During phase four, enterprise IT systems started their migration to the cloud and saw the emergence of “APIfication,” where most of the services for enabling CX were just an API call away. More importantly, with the prominence of mobile, which we can think of as most important CX device, we saw the emergence of a fourth tier in the guise of mobile interfaces. In the near future, we may see this as the emergence of a “CX tier” in the IT architecture.

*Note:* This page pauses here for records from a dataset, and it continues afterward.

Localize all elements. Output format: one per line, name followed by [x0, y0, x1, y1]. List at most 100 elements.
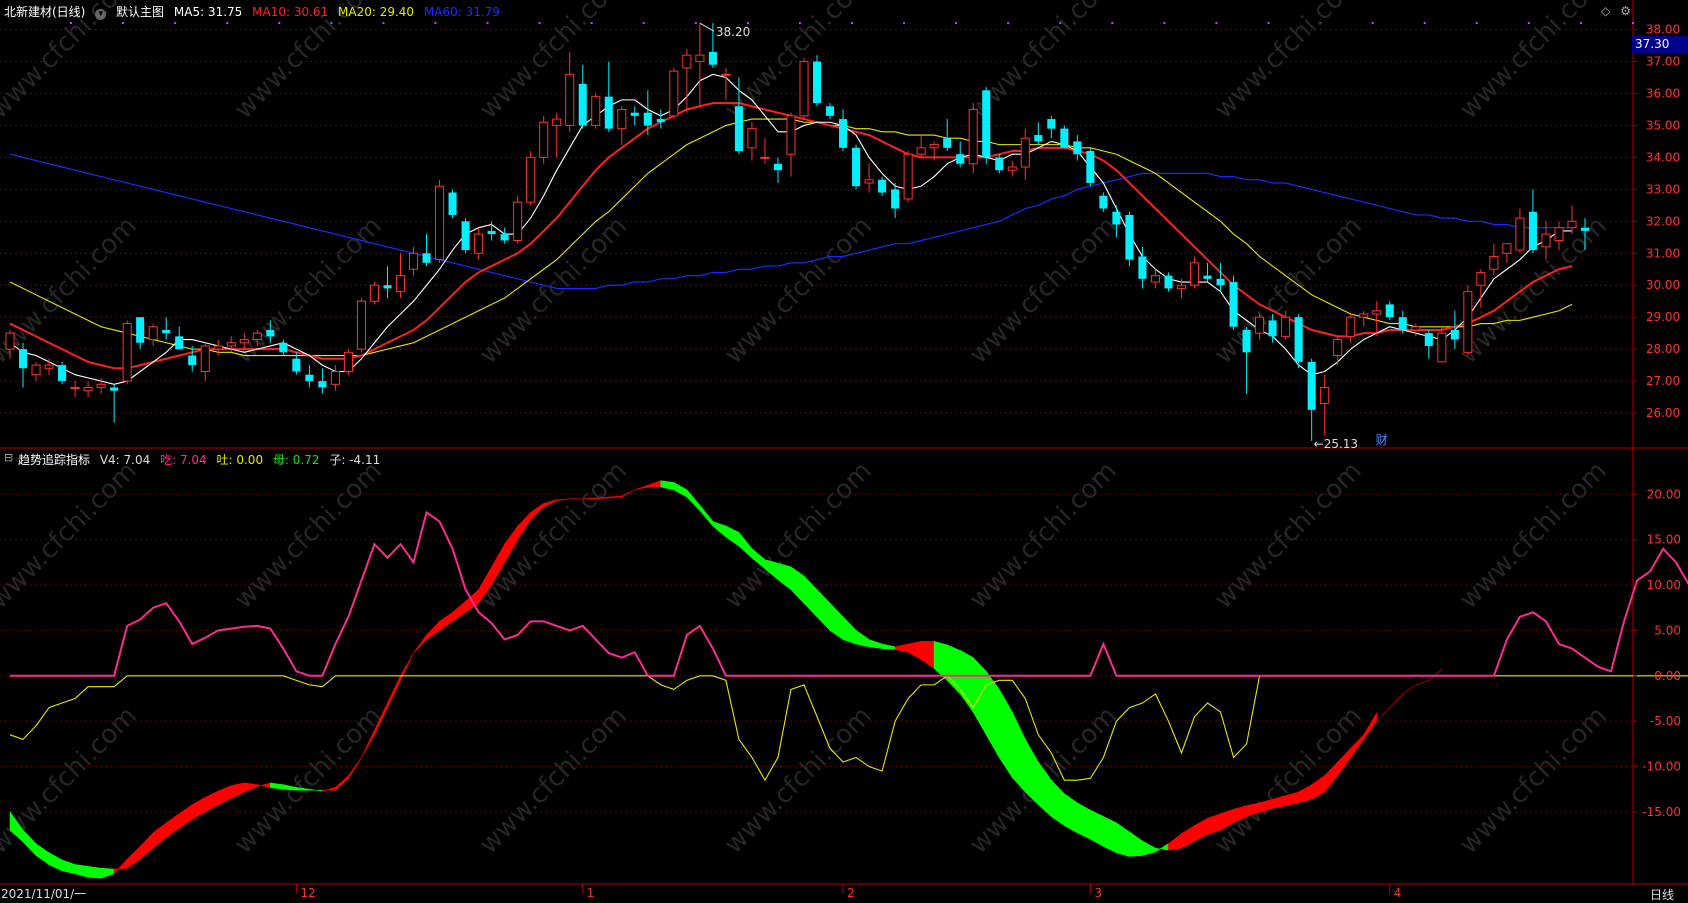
candle-body: [1372, 310, 1382, 315]
trend-ribbon-segment: [855, 629, 870, 648]
watermark-text: www.cfchi.com: [1209, 0, 1368, 125]
candle-body: [617, 108, 627, 130]
settings-icon[interactable]: ⚙: [1620, 4, 1631, 18]
candle-body: [1189, 262, 1200, 286]
event-marker: [486, 22, 489, 24]
candle-body: [1229, 282, 1238, 327]
candle-body: [916, 147, 926, 155]
candle-body: [943, 138, 952, 148]
candle-body: [968, 108, 978, 165]
candle-body: [929, 144, 939, 149]
candle-body: [1528, 211, 1537, 251]
candle-body: [266, 329, 275, 337]
candle-body: [70, 386, 80, 389]
event-marker: [382, 22, 385, 24]
trend-ribbon-segment: [452, 600, 466, 622]
collapse-icon[interactable]: ⊟: [4, 451, 13, 464]
stock-name[interactable]: 北新建材(日线): [4, 5, 85, 19]
candle-body: [1073, 141, 1082, 155]
event-marker: [1475, 22, 1478, 24]
template-name[interactable]: 默认主图: [116, 5, 164, 19]
candle-body: [1437, 332, 1447, 363]
candle-body: [148, 326, 158, 341]
candle-body: [1294, 317, 1303, 362]
trend-ribbon-segment: [1011, 711, 1026, 793]
candle-body: [747, 128, 757, 149]
trend-ribbon-segment: [881, 643, 896, 650]
trend-ribbon-segment: [1376, 707, 1390, 722]
event-marker: [278, 22, 281, 24]
zi-value: 子: -4.11: [329, 453, 381, 467]
trend-ribbon-segment: [1389, 693, 1403, 708]
watermark-text: www.cfchi.com: [1209, 456, 1368, 615]
month-label: 3: [1094, 886, 1102, 900]
watermark-text: www.cfchi.com: [1454, 456, 1613, 615]
trend-ribbon-segment: [1090, 809, 1104, 847]
candle-body: [1502, 243, 1512, 254]
trend-ribbon-segment: [1129, 831, 1143, 857]
candle-body: [500, 234, 509, 241]
trend-ribbon-segment: [439, 611, 453, 632]
watermark-text: www.cfchi.com: [0, 211, 143, 370]
trend-ribbon-segment: [217, 785, 232, 806]
indicator-title[interactable]: 趋势追踪指标: [18, 453, 90, 467]
watermark-text: www.cfchi.com: [1454, 0, 1613, 125]
candle-body: [1424, 333, 1433, 346]
event-marker: [1631, 22, 1634, 24]
candle-body: [474, 233, 484, 254]
candle-body: [1385, 304, 1394, 318]
trend-ribbon-segment: [348, 757, 362, 780]
candle-body: [369, 284, 379, 302]
watermark-text: www.cfchi.com: [719, 0, 878, 125]
watermark-text: www.cfchi.com: [1209, 701, 1368, 860]
trend-ribbon-segment: [725, 525, 740, 547]
trend-ribbon-segment: [894, 643, 909, 653]
trend-ribbon-segment: [100, 867, 115, 879]
candle-body: [1125, 214, 1134, 260]
chevron-icon[interactable]: ▾: [95, 9, 107, 20]
candle-body: [1034, 135, 1043, 142]
candle-body: [292, 358, 301, 372]
candle-body: [1255, 316, 1265, 334]
candle-body: [422, 253, 431, 263]
event-marker: [746, 22, 749, 24]
event-marker: [1579, 22, 1582, 24]
trend-ribbon-segment: [61, 859, 76, 875]
month-label: 2: [847, 886, 855, 900]
candle-body: [656, 119, 665, 123]
trend-ribbon-segment: [1402, 684, 1416, 695]
trend-ribbon-segment: [243, 782, 258, 793]
diamond-icon[interactable]: ◇: [1601, 4, 1610, 18]
candle-body: [31, 364, 41, 376]
candle-body: [1411, 326, 1421, 331]
candle-body: [408, 252, 419, 270]
event-marker: [538, 22, 541, 24]
candle-body: [487, 230, 496, 235]
trend-ribbon-segment: [517, 511, 531, 541]
candle-body: [1007, 166, 1017, 171]
candle-body: [591, 96, 601, 126]
trend-ribbon-segment: [790, 566, 805, 604]
price-tick-label: 34.00: [1646, 150, 1680, 164]
trend-ribbon-segment: [1116, 822, 1130, 857]
trend-ribbon-segment: [152, 822, 167, 849]
trend-ribbon-segment: [1155, 843, 1169, 853]
event-marker: [1215, 22, 1218, 24]
trend-ribbon-segment: [829, 602, 844, 641]
trend-ribbon-segment: [816, 588, 831, 632]
ma10-label: MA10: 30.61: [252, 5, 329, 19]
candle-body: [1359, 313, 1369, 318]
period-button[interactable]: 日线: [1650, 886, 1674, 903]
candle-body: [721, 73, 731, 76]
price-tick-label: 32.00: [1646, 214, 1680, 228]
trend-ribbon-segment: [660, 480, 675, 491]
candle-body: [44, 364, 54, 369]
candle-body: [343, 351, 353, 373]
trend-ribbon-segment: [1415, 680, 1429, 686]
trend-ribbon-segment: [920, 641, 935, 670]
current-price-badge: 37.30: [1632, 36, 1688, 53]
watermark-text: www.cfchi.com: [474, 211, 633, 370]
candle-body: [956, 154, 965, 164]
candle-body: [526, 156, 536, 203]
candle-body: [279, 342, 288, 353]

Phase five will be built on microservices architecture. Microservices essentially serve customers’ demand for instant gratification. When you ask Amazon’s Alexa for a weather report, you are essentially getting that one focused piece of information in the format you want, without having to open your computer, write a query, or make any deductions based on what your computer throws out. Microservices also mean easier integration to AI, ML, neural networks, computer vision, deep learning, etc. to provide a predictive and intelligent customer experience.

Conversational interfaces are here to stay, and more customers are welcoming this form of interfacing with the machines for better CX. Another Capgemini reportConversational Commerce: Why consumers are embracing voice assistants in their lives” predicts that commerce transactions will become more popular.

Soon – a day not too far away – enterprises will use AI to ‘sense’ customer behaviors, actions, locations and associated patterns and will calculate customer’s need. IoT may further enable it with human implants. Based on this prediction, enterprises will aim to achieve true customer delight; before they are even at the store (physical or virtual). Exciting times, isn’t it?